Hypericum phellos grows 0.3-4 m tall, with strict and nearly always lateral branches. The yellowish brown, four-lined stems are ancipitous when young and become terete. The internodes are 1.5-3 mm long. The sessile leaves spread from their base or are imbricate. The lamina is 4-20 mm long and 2-6 mm wide. The leaves are flat or recurved, never concave, and are thinly to thickly coriaceous. The apex of the leaf is acuminate to rounded and the base is cuneate to angusate. Leaves have three to seven diverging basal veins and obscure tertiary reticulation. The one to five flowered inflorescence is terminal, arising on short lateral shoots. The peduncles and pedicels are 1-9 mm long. The star-shaped flowers are 1.5-3 cm wide. The sepals are 4-9 mm long and 1.5-3 mm wide, each with five to seven distally branched veins. The bright yellow to occasionally orange-yellow petals are 8-15 mm long and 4-8 mm wide, about twice as large as the sepals. The forty to two-hundred stamens are, at the most, 5-8 mm long. The ovoid ovary is 2-3.5 mm long and 1.5-2 mm wide. The three styles are 6-9 mm long. The stigmas are small or subcapitate. The globose capsules are 4-5.5 mm long and 3.5-5 mm wide. The seeds are about 1 mm long.

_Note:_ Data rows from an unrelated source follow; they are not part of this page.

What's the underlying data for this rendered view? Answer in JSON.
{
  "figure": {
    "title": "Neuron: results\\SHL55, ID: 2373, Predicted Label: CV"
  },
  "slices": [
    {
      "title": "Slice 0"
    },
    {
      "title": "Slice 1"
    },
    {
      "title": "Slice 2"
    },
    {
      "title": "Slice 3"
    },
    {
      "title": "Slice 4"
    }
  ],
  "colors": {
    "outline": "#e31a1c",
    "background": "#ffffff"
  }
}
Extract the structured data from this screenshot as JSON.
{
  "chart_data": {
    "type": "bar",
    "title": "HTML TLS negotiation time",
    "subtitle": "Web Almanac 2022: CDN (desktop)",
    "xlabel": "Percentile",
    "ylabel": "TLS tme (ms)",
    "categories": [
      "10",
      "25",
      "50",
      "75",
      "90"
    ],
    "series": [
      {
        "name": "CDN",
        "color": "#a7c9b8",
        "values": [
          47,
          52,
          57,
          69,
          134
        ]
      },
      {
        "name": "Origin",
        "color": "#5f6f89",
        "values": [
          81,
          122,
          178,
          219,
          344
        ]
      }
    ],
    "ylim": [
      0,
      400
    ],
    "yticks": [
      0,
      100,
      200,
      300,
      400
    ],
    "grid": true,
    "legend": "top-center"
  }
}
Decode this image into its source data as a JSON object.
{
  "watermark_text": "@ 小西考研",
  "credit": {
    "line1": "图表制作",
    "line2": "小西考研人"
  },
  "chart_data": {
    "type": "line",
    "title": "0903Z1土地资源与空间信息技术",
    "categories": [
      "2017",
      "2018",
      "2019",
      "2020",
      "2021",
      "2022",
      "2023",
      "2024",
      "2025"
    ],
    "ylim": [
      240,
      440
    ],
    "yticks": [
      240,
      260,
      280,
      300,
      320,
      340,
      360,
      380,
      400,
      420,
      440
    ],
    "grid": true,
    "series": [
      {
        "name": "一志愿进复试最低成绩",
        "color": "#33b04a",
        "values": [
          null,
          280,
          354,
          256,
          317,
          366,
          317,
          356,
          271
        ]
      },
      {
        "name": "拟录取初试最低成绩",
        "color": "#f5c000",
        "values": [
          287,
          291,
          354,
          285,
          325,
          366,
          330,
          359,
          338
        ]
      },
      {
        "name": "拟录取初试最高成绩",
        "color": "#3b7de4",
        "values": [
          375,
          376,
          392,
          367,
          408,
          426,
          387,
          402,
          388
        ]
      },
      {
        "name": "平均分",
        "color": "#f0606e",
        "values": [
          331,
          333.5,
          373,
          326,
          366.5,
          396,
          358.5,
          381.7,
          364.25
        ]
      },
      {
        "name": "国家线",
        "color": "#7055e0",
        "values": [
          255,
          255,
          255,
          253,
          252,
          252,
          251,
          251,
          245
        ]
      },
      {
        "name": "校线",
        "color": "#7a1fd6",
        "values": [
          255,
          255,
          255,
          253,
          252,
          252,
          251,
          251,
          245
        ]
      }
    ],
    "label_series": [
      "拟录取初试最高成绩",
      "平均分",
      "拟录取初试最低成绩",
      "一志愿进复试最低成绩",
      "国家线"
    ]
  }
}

H. phellos is easily distinguished from close relatives by its corky ridges on its internodes and by its deciduous leaves. When leaves are persistent, they are either marcescent with an acute apex (var. marcescens), or broad and appressed, lacking corky emergences (subsp. platyphyllum). The other subspecies, oroqueanum, has appressed leaves that are not persistent.

==Habitat and distribution==

Hypericum phellos grows on scrubby slopes and in moist woodlands. It prefers altitudes between 2600-4200 m.

The shrub occurs in Santander, Norte de Santander, and Cesar in Colombia and in Táchira in Venezuela.